The winner of the Democratic primary, who is almost certain to become the city’s next mayor, will face off against Curtis Sliwa, the founder of the Guardian Angels.
According to the tabulation released Tuesday, Ms. Wiley, a former counsel to Mayor Bill de Blasio, nearly made it to the final round. She netted 29.3 percent of the vote, just 4,000 votes behind Ms. Garcia, before being eliminated in the 10th round.
The release of Ms. Wiley’s supporters heavily benefited Ms. Garcia in the final tally; either candidate would be New York’s first female mayor, and Ms. Wiley would be the city’s first Black female mayor.
Half of Ms. Wiley’s votes went to Ms. Garcia, 19 percent went to Mr. Adams, and the remainder was not allocated to either.
Ms. Wiley ran well to the left of Ms. Garcia on a number of vital policy matters, including around policing and on some education questions. But Mr. Adams, a former police captain and a relative moderate on several key issues, is a non-starter for many deeply progressive voters who may have preferred Ms. Garcia and her technocratic focus on competence.
“I said on election night, we must allow the democratic process to continue and count every vote so that New Yorkers have faith in our democracy and government,” Ms. Wiley said in a statement on Tuesday. “And we must all support its results.”

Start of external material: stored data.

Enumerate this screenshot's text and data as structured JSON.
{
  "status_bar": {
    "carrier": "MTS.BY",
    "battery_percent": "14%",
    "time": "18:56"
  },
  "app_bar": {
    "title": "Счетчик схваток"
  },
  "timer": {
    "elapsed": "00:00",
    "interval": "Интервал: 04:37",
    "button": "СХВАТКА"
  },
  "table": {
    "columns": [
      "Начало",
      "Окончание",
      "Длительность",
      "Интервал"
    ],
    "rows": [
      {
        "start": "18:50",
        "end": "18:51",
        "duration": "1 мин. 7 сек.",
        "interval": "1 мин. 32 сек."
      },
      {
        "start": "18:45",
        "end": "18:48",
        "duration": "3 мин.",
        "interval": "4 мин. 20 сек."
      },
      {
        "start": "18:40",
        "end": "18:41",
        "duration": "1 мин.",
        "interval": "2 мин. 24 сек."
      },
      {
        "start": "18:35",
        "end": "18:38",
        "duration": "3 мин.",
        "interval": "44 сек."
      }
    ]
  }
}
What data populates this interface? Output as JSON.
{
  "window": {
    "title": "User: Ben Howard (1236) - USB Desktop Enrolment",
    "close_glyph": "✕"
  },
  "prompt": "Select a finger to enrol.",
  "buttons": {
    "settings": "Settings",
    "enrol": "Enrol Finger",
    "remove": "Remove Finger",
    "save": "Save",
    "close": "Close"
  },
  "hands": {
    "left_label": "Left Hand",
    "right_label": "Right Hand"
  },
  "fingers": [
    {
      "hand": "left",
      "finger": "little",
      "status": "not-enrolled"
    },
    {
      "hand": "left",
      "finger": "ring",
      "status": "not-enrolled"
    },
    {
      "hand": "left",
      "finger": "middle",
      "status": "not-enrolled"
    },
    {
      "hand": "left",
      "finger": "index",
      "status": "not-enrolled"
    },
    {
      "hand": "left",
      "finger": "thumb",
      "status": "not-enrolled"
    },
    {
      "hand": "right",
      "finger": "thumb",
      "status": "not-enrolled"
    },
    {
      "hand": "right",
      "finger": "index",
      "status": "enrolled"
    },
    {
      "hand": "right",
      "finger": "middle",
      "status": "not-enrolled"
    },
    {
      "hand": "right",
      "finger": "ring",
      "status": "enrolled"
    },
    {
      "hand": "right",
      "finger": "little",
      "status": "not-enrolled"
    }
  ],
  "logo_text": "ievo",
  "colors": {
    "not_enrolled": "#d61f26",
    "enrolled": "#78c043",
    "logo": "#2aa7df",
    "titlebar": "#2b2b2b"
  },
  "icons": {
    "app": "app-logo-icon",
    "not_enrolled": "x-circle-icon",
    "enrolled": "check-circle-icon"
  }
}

Ms. Garcia was also the biggest beneficiary of a late-stage apparent alliance with Andrew Yang, a former mayoral candidate, in the results released Tuesday, followed by Mr. Adams. In the final days of the race, Ms. Garcia and Mr. Yang campaigned together across the city, especially in neighborhoods that are home to sizable Asian American communities, and appeared together on campaign literature.